At times, Thomas said, Flowers refused to allow her to eat for as long as three or four days. She said he periodically raped her.
Three weeks before the shooting, she said, Flowers began waking her in the middle of the night by holding his hands over her mouth and nose so she could not breathe. She said he told her that it would be easy to kill her by snapping her neck, shooting her with a gun or suffocating her and hiding her body in a cave.
Three days before the shooting, Thomas said she fixed a plate of food for Flowers, but Flowers put cigarette butts in it and refused to allow her to take it away.
Two days prior to the shooting, Thomas said Flowers anally raped her. On the night before the shooting, she said, Flowers threw flour, sugar, cider and bread on the floor and they argued through the night. Flowers left in the morning for work and told her that if the house was not clean when he returned, he would kill her.
Thomas said she started to clean up the mess, but stopped to eat a sandwich. At 12:35 p.m., she said Flowers came home early and tried to sneak up to the home, but she heard him and refused to greet him at the door.
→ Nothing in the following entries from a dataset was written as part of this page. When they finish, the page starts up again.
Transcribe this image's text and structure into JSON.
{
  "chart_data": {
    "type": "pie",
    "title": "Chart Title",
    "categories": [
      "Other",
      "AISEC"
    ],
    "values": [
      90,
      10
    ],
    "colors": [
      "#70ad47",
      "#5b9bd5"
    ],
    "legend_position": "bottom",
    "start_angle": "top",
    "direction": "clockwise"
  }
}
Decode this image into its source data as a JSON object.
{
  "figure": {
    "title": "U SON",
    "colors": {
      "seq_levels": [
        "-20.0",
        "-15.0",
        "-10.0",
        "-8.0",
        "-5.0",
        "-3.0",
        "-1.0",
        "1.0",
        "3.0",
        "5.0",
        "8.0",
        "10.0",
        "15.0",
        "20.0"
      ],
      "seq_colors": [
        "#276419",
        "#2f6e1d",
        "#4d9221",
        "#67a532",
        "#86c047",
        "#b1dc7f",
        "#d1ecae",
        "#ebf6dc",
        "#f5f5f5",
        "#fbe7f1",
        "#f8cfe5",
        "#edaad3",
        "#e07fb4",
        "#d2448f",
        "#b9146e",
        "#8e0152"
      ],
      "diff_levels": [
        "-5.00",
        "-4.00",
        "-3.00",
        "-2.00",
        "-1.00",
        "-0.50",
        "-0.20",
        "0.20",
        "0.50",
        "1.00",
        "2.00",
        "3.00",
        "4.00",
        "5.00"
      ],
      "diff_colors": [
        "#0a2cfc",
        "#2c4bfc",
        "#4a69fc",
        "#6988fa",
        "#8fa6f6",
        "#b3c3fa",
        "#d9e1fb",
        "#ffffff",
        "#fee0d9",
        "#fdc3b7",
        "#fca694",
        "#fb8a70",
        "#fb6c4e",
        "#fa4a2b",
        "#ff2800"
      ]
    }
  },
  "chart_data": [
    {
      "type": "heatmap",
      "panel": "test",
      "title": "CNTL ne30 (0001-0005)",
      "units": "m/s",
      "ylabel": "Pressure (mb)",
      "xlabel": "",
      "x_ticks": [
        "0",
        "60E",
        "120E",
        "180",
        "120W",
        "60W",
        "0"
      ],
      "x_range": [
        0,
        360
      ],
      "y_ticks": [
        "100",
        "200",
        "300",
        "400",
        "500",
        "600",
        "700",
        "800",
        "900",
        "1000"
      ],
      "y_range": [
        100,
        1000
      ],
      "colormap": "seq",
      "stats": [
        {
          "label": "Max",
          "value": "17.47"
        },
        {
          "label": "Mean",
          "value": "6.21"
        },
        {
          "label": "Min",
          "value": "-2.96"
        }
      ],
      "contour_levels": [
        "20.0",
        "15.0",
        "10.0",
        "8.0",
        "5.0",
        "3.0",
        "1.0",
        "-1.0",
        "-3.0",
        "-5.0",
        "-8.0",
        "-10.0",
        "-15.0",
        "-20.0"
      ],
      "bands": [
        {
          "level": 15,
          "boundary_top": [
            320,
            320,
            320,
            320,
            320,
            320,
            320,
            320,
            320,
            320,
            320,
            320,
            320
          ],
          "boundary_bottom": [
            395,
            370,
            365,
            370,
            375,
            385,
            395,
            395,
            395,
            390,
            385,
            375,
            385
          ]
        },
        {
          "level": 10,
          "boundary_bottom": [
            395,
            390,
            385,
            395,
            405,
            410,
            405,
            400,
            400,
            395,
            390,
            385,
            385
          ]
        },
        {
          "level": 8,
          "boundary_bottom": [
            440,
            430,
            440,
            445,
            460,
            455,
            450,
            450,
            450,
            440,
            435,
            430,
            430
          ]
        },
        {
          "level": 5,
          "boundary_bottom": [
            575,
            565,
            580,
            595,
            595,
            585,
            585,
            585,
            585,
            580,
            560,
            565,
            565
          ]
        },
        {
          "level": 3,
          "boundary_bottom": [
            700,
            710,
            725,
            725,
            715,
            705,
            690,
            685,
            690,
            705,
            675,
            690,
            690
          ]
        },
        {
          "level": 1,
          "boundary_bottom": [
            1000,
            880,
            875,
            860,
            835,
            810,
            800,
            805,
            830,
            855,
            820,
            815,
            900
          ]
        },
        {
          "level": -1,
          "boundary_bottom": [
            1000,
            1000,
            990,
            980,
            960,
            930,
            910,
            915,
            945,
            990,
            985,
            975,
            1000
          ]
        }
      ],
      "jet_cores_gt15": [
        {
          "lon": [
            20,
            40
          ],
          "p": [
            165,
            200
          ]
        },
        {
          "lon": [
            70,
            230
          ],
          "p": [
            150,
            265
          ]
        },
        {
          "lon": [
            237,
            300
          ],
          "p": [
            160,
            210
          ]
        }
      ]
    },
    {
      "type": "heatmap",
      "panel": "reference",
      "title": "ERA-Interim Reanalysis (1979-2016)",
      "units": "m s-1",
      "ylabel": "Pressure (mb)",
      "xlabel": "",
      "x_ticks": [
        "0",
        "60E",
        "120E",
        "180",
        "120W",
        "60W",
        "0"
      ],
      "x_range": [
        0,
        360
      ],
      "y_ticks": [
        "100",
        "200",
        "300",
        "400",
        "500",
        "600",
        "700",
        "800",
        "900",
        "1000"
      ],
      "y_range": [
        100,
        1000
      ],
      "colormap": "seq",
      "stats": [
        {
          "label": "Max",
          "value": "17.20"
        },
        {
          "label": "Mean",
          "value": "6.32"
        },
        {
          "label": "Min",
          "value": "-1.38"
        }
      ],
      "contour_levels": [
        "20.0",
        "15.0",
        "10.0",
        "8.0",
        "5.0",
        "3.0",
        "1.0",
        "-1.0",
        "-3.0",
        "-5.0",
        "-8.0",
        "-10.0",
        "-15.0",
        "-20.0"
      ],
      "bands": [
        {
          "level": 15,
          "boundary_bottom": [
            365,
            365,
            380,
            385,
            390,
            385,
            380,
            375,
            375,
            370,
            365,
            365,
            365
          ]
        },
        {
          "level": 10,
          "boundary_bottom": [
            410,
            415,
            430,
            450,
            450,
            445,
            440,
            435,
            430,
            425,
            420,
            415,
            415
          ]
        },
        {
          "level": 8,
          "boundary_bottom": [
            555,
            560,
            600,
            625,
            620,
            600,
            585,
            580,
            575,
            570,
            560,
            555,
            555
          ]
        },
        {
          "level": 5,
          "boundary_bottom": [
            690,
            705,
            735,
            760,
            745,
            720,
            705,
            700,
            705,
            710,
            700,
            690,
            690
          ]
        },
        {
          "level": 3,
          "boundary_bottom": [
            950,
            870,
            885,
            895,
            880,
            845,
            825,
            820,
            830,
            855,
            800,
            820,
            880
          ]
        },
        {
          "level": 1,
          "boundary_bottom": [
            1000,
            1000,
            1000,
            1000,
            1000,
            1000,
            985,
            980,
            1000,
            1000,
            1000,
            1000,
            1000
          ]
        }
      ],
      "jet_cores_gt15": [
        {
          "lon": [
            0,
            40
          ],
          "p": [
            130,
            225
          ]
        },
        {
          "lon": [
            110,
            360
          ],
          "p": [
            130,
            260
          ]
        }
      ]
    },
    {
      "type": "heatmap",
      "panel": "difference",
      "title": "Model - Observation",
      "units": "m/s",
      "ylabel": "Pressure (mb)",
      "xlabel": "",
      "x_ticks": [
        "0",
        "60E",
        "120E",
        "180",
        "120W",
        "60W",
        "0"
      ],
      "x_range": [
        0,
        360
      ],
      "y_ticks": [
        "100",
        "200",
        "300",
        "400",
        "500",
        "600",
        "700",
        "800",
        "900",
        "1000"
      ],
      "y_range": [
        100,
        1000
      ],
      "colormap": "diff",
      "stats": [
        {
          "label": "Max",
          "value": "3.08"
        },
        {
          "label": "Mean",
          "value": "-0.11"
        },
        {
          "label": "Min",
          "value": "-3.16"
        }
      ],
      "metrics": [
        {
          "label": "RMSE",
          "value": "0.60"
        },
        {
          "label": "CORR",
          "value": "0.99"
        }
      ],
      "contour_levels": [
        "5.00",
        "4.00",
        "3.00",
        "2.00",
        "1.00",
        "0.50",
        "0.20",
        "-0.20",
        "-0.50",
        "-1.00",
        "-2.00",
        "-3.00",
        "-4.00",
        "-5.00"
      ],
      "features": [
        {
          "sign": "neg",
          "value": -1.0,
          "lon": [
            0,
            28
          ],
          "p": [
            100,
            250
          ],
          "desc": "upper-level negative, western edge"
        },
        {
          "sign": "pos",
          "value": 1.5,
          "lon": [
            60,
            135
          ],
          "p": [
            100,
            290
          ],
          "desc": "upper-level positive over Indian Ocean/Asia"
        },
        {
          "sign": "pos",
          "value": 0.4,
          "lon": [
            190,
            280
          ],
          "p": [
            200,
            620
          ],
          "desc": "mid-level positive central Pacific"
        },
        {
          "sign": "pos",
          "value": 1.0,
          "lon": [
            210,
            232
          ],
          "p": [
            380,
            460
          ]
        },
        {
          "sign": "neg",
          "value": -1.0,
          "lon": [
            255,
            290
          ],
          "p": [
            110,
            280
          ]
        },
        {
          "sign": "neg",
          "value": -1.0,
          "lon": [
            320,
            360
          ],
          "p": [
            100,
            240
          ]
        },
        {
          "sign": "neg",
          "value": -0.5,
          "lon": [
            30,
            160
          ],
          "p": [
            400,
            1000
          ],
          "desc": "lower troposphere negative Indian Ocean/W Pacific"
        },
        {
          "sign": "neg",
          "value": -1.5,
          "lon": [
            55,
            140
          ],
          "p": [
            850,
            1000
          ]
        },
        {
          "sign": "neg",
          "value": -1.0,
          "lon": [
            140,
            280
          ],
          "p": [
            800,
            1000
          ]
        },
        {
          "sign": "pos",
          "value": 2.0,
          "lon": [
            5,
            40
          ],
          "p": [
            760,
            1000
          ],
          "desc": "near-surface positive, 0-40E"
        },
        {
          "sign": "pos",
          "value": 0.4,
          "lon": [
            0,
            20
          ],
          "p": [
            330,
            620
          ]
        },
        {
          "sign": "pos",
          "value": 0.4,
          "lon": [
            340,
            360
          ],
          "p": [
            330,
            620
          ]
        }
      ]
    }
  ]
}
She said Flowers went into a rage and she ran to the bathroom and tried to escape, but the window was too small.
She went to their bedroom and grabbed Flowers’s pistol out of a closet, then ran to the kitchen where Flowers threatened to kill her. She said she fired two warning shots, but when Flowers moved toward her, she shot him in the arm twice. The bullets passed through and entered his chest. She said Flowers fell, and when he tried to get up, she shot him two more times in the back.
The defense presented the testimony of a psychologist who said that she believed Thomas suffered from battered woman syndrome. The prosecution criticized that opinion, saying it was an inaccurate assessment based on a single four hour interview with Thomas.
On December 20, 1993, the jury convicted Thomas of murder and she was sentenced to 18 years to life in prison.
On January 22, 1997, the Supreme Court of Ohio reversed the conviction, ruling that the judge’s jury instructions were not adequate in addressing battered woman syndrome and that the judge failed to instruct the jury that Thomas had no duty to flee from a cohabitant who attacked her in their home.
In August 1997, Thomas went on trial again. In this trial, the defense called two new witnesses who did not testify at her first trial.
Donna Mabry, a psychologist who began counseling Thomas after she was charged with the murder, testified that in the days after the shooting, Thomas had regressed to about the age of 12 and that she had no memory of the shooting at all. Mabry said that Thomas had acute traumatic stress syndrome as a result of the verbal and physical abuse inflicted by Flowers.
Kristen Haskins, a forensic psychologist, testified that based on Mabry’s findings, Thomas fit the profile of a victim of battered woman syndrome.
Moreover, the defense was able to confirm what the prosecution knew during the first trial, but had not disclosed—that Flowers had previously been convicted of assaulting his ex-wife, whom he divorced prior to dating Thomas.
On August 21, 1997, the jury acquitted Thomas.